Mezz’ora dopo una voce distolse il domestico: “Ma Plummer, lei non è sdentato!”. Era il signor Thomas. Il servitore si riavvicinò al letto e rispose: “No di certo, signore. Giusta notazione. Spero si senta bene”.
“Direi di sì. I nipoti invece come stanno? Riusciranno a salvarsi?”, chiese vivamente l’ultracentenario.
“Improbabile. Sarebbero dovuti partire almeno un’ora fa per avere qualche possibilità. Non escludo, con un po’ di buona sorte, che si possa vedere qualche corpo passare nel nostro giardino tra qualche minuto. Ma non le prometto nulla, signore”, rispose Plummer.
“In tal caso mi avvisi, ciò che fluttua mi ha sempre appassionato. Mi dica, ho ricevuto segni di affetto?”, insistette il padrone. “Irrilevanti, come previsto d’altronde”, fu la risposta.
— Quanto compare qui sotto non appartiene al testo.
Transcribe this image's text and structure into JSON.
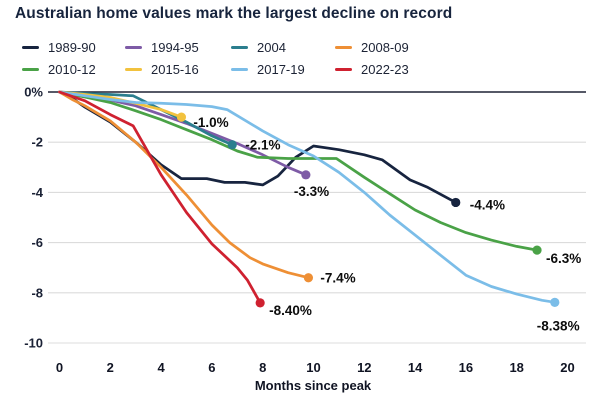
{
  "title": "Australian home values mark the largest decline on record",
  "chart_data": {
    "type": "line",
    "title": "Australian home values mark the largest decline on record",
    "xlabel": "Months since peak",
    "ylabel": "",
    "xlim": [
      0,
      20
    ],
    "ylim": [
      -10,
      0
    ],
    "grid": true,
    "legend_position": "top",
    "xticks": [
      0,
      2,
      4,
      6,
      8,
      10,
      12,
      14,
      16,
      18,
      20
    ],
    "yticks": [
      {
        "label": "0%",
        "value": 0
      },
      {
        "label": "-2",
        "value": -2
      },
      {
        "label": "-4",
        "value": -4
      },
      {
        "label": "-6",
        "value": -6
      },
      {
        "label": "-8",
        "value": -8
      },
      {
        "label": "-10",
        "value": -10
      }
    ],
    "colors": {
      "grid": "#dcdcdc",
      "zero_line": "#1e2235",
      "label_text": "#0d0d0d"
    },
    "series": [
      {
        "name": "1989-90",
        "color": "#17243f",
        "end_label": "-4.4%",
        "points": [
          [
            0,
            0
          ],
          [
            0.5,
            -0.25
          ],
          [
            1,
            -0.6
          ],
          [
            2,
            -1.2
          ],
          [
            3,
            -2.0
          ],
          [
            4,
            -2.9
          ],
          [
            4.8,
            -3.45
          ],
          [
            5.8,
            -3.45
          ],
          [
            6.5,
            -3.6
          ],
          [
            7.3,
            -3.6
          ],
          [
            8,
            -3.7
          ],
          [
            8.6,
            -3.35
          ],
          [
            9.3,
            -2.6
          ],
          [
            10,
            -2.15
          ],
          [
            11,
            -2.3
          ],
          [
            12,
            -2.5
          ],
          [
            12.7,
            -2.7
          ],
          [
            13.8,
            -3.5
          ],
          [
            14.5,
            -3.8
          ],
          [
            15.6,
            -4.4
          ]
        ],
        "label_dx": 14,
        "label_dy": 7
      },
      {
        "name": "1994-95",
        "color": "#7e5ba6",
        "end_label": "-3.3%",
        "points": [
          [
            0,
            0
          ],
          [
            1,
            -0.15
          ],
          [
            2,
            -0.32
          ],
          [
            3,
            -0.55
          ],
          [
            4,
            -0.9
          ],
          [
            5,
            -1.25
          ],
          [
            6,
            -1.65
          ],
          [
            7,
            -2.05
          ],
          [
            8,
            -2.5
          ],
          [
            9,
            -3.0
          ],
          [
            9.7,
            -3.3
          ]
        ],
        "label_dx": -12,
        "label_dy": 21
      },
      {
        "name": "2004",
        "color": "#2b7e8e",
        "end_label": "-2.1%",
        "points": [
          [
            0,
            0
          ],
          [
            1,
            -0.06
          ],
          [
            2,
            -0.1
          ],
          [
            2.9,
            -0.15
          ],
          [
            4,
            -0.7
          ],
          [
            5,
            -1.2
          ],
          [
            6,
            -1.75
          ],
          [
            6.8,
            -2.1
          ]
        ],
        "label_dx": 13,
        "label_dy": 5
      },
      {
        "name": "2008-09",
        "color": "#ee8f35",
        "end_label": "-7.4%",
        "points": [
          [
            0,
            0
          ],
          [
            0.5,
            -0.3
          ],
          [
            1,
            -0.55
          ],
          [
            2,
            -1.15
          ],
          [
            3,
            -2.0
          ],
          [
            4,
            -3.0
          ],
          [
            5,
            -4.1
          ],
          [
            6,
            -5.3
          ],
          [
            6.7,
            -6.0
          ],
          [
            7.5,
            -6.6
          ],
          [
            8,
            -6.85
          ],
          [
            9,
            -7.2
          ],
          [
            9.8,
            -7.4
          ]
        ],
        "label_dx": 12,
        "label_dy": 5
      },
      {
        "name": "2010-12",
        "color": "#4aa247",
        "end_label": "-6.3%",
        "points": [
          [
            0,
            0
          ],
          [
            1,
            -0.2
          ],
          [
            2,
            -0.42
          ],
          [
            3,
            -0.75
          ],
          [
            4,
            -1.1
          ],
          [
            5,
            -1.5
          ],
          [
            6,
            -1.9
          ],
          [
            7,
            -2.35
          ],
          [
            7.8,
            -2.6
          ],
          [
            9,
            -2.65
          ],
          [
            10.9,
            -2.65
          ],
          [
            12,
            -3.4
          ],
          [
            13,
            -4.05
          ],
          [
            14,
            -4.7
          ],
          [
            15,
            -5.2
          ],
          [
            16,
            -5.6
          ],
          [
            17,
            -5.9
          ],
          [
            18,
            -6.15
          ],
          [
            18.8,
            -6.3
          ]
        ],
        "label_dx": 9,
        "label_dy": 13
      },
      {
        "name": "2015-16",
        "color": "#f2c23e",
        "end_label": "-1.0%",
        "points": [
          [
            0,
            0
          ],
          [
            1,
            -0.1
          ],
          [
            2,
            -0.22
          ],
          [
            3,
            -0.45
          ],
          [
            4,
            -0.7
          ],
          [
            4.8,
            -1.0
          ]
        ],
        "label_dx": 12,
        "label_dy": 10
      },
      {
        "name": "2017-19",
        "color": "#7bbde8",
        "end_label": "-8.38%",
        "points": [
          [
            0,
            0
          ],
          [
            1,
            -0.15
          ],
          [
            2,
            -0.3
          ],
          [
            3,
            -0.42
          ],
          [
            4,
            -0.45
          ],
          [
            5,
            -0.5
          ],
          [
            6,
            -0.58
          ],
          [
            6.6,
            -0.7
          ],
          [
            8,
            -1.55
          ],
          [
            9,
            -2.1
          ],
          [
            10,
            -2.55
          ],
          [
            11,
            -3.2
          ],
          [
            12,
            -4.0
          ],
          [
            13,
            -4.9
          ],
          [
            14,
            -5.7
          ],
          [
            15,
            -6.5
          ],
          [
            16,
            -7.3
          ],
          [
            17,
            -7.75
          ],
          [
            18,
            -8.05
          ],
          [
            19,
            -8.3
          ],
          [
            19.5,
            -8.38
          ]
        ],
        "label_dx": -18,
        "label_dy": 28
      },
      {
        "name": "2022-23",
        "color": "#cf2130",
        "end_label": "-8.40%",
        "points": [
          [
            0,
            0
          ],
          [
            1,
            -0.35
          ],
          [
            2,
            -0.9
          ],
          [
            2.9,
            -1.35
          ],
          [
            4,
            -3.3
          ],
          [
            5,
            -4.8
          ],
          [
            6,
            -6.05
          ],
          [
            7,
            -7.0
          ],
          [
            7.4,
            -7.5
          ],
          [
            7.9,
            -8.4
          ]
        ],
        "label_dx": 9,
        "label_dy": 12
      }
    ]
  }
}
“Certo. Possiamo allora essere sereni e non avere rimorso alcuno. Abbiamo riunito le mele marce nello stesso paniere e ora il paniere è a mollo. E la nostra situazione com’è, caro Plummer?”, chiese il signor Thomas allungando con fatica il collo.
“Se continua a piovere anche nelle prossime ore, non avremo scampo. L’acqua sta entrando nel primo piano”, spiegò il domestico e aggiunse: “Mi permetta di complimentarmi per la sua interpretazione. Non ho notato nemmeno un suo movimento. Era davvero immobile”.
“A dire il vero mi ero assopito. Comunque mi spiace che lei debba condividere la mia sorte”, disse con tristezza Olski.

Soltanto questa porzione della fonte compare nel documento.